This Image is the History Book of our Universe



Biggest Image of The Universe Combining Images of 265,000 galaxies up to 13.3 Billion Years Old Revealed.

 

Ladies and gentlemen, this is the Hubble’s ‘Big Bang‘ view of the universe, and astronomers say, ‘no image will surpass this one.

 

As revealed by Hubble, among the most notable deep-field surveys are the Great Observatories Origins Deep Survey (GOODS), in 2003; the Hubble Ultra Deep Field (HUDF), in 2004; and the eXtreme Deep Field (XDF), in 2012.

 


Hubble Legacy Field: Galaxies Across Time. Image Credit: NASA, ESA, G. Illingworth and D. Magee (University of California, Santa Cruz), K. Whitaker (University of Connecticut), R. Bouwens (Leiden University), P. Oesch (University of Geneva), and the Hubble Legacy Field team.

 

An image like a history book

 

Sixteen years worth of Hubble Space Telescope dee-field survey have been combined by astronomers creating the new Hubble Legacy Field (HLF) mosaic image, an image that astronomers already say will never be surpassed.

 


Hubble’s Wide View of the Evolving Universe.
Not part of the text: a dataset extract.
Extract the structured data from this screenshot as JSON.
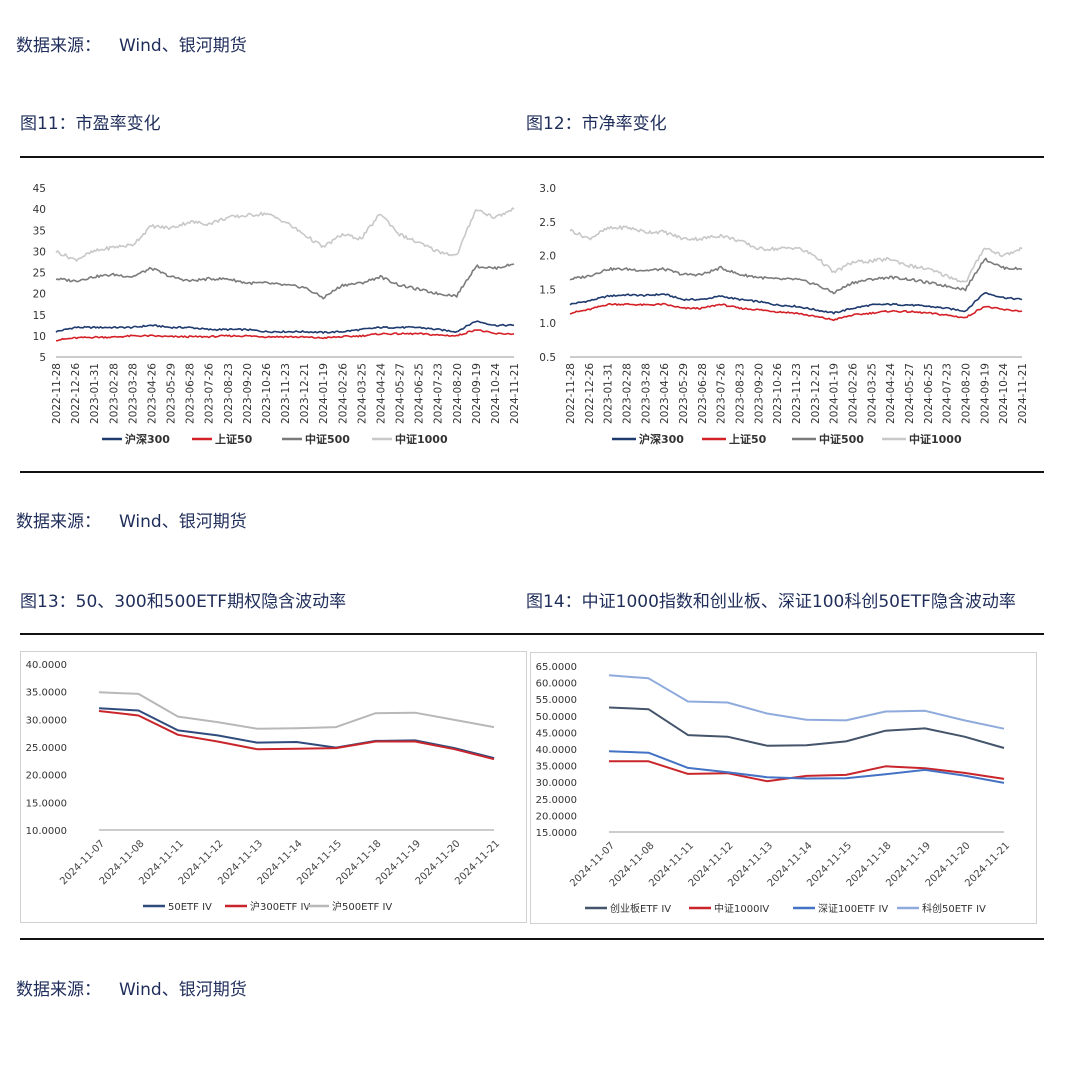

Image Credit: NASA, ESA, G. Illingworth and D. Magee (University of California, Santa Cruz), K. Whitaker (University of Connecticut), R. Bouwens (Leiden University), P. Oesch (University of Geneva,) and the Hubble Legacy Field team.

 

The image includes the eXtreme Deep Field (XDF) survey, which has offered astronomers the most far-reaching view of the universe ever obtained.

 

In fact, the stunning image features more than 265,000 galaxies up to 13.3 billion years old, created using nearly 7,500 images of one part of the sky.

 


The image mosaic presents a wide portrait of the distant universe and contains roughly 265,000 galaxies. They stretch back through 13.3 billion years of time to just 500 million years after the universe’s birth in the big bang. Image Credit: NASA, ESA, and G. Illingworth (University of California, Santa Cruz; UCO/Lick Observatory).

 

How far is far?

 

“Hubble has looked at this area of the sky many times over many years, and now we have combined all these photographs into a single, very high-quality, wide-angle image. It is like having a history book of the universe in one image,” explained Pieter van Dokkum, the Sol Goldman Family Professor of Astronomy at Yale and co-investigator on the team that assembled the image.